# Annotating Female Abolitionist Poets using SpaCy

This notebook will cover the proccess of creating a .csv file with annotated data for the Female Abolitionist Poems dataset using SpaCy (see [README](https://github.com/tijn-donners/collecting_data_spaCy/blob/main/README.md) for more info). First, let's import the required Python libraries


In [1]:
import os #for loading (meta)data
import pandas as pd
import spacy
#!spacy download en_core_web_sm #downloads english language model


### Now that the required modules are imported, we make two lists: filenames and a list of texts

In [2]:
texts = []
file_names = []

for file_name in os.listdir('data'):
    if file_name.endswith('.txt'):
        texts.append(open('data' + '/' + file_name, 'r', encoding='utf-8').read())  #the 'r' is for 'read mode'
        file_names.append(file_name)

### Now we turn these lists into a dictionary, and then a pandas DataFrame

In [3]:
d = {'Filename':file_names,'Text':texts}
df = pd.DataFrame(d)
df.head()

Unnamed: 0,Filename,Text
0,More_1788.txt,"SLAVERY,\nA POEM.\n\nBY\n\nHANNAH MORE\n\n\n..."
1,Barbauld_1791.txt,"EPISTLE\n\nTO\nWILLIAM WILBERFORCE, ESQ.\n\n \..."
2,Card_1792_1.txt,A\n\nPOEM\n\nON THE\n\nAFRICAN\n\nSLAVE TRADE....
3,More_1797.txt,CHEAP REPOSITORY\nTHE\nSORROWS OF YAMBA;\n...
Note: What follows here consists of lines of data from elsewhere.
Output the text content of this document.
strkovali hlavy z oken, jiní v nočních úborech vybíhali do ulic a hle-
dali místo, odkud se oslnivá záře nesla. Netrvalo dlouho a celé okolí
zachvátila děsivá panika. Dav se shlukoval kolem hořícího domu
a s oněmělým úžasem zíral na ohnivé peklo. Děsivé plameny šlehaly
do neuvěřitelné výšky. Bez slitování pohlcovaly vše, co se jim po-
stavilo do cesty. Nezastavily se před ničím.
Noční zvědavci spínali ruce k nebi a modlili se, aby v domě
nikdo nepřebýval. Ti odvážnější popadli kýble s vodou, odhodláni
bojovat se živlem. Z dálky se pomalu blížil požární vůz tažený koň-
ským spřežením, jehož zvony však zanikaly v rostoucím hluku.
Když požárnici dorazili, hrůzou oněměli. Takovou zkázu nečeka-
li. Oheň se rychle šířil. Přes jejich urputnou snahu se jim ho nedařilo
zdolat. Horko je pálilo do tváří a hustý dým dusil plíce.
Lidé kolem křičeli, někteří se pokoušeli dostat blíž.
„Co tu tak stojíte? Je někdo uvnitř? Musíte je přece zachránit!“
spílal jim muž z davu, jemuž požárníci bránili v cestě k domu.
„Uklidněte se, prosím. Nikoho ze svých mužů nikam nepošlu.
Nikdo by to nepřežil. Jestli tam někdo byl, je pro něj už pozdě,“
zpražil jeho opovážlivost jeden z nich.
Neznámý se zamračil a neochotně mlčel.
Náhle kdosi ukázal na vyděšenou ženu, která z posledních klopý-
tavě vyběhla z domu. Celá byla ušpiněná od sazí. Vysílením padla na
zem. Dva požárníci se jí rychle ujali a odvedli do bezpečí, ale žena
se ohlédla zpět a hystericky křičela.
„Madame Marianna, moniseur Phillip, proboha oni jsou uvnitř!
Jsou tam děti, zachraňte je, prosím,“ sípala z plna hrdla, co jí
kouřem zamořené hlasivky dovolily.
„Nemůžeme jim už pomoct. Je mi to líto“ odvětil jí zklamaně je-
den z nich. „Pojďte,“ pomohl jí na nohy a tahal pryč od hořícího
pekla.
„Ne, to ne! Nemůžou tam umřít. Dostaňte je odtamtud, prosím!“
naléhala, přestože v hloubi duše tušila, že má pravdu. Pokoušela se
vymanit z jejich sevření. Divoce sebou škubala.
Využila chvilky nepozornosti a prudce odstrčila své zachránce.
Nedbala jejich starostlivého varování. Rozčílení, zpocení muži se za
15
### As we can see, there are tabs (\t) and new lines (\n) that have to be removed from the raw text

In [4]:
df['Text'] = df['Text'].str.replace(r'\s+', ' ', regex=True).str.strip()
df.head(20)

Unnamed: 0,Filename,Text
0,More_1788.txt,"SLAVERY, A POEM. BY HANNAH MORE O great design..."
1,Barbauld_1791.txt,"EPISTLE TO WILLIAM WILBERFORCE, ESQ. [Price On..."
2,Card_1792_1.txt,A POEM ON THE AFRICAN SLAVE TRADE. ADDRESSED T...
3,More_1797.txt,"CHEAP REPOSITORY THE SORROWS OF YAMBA; OR, THE..."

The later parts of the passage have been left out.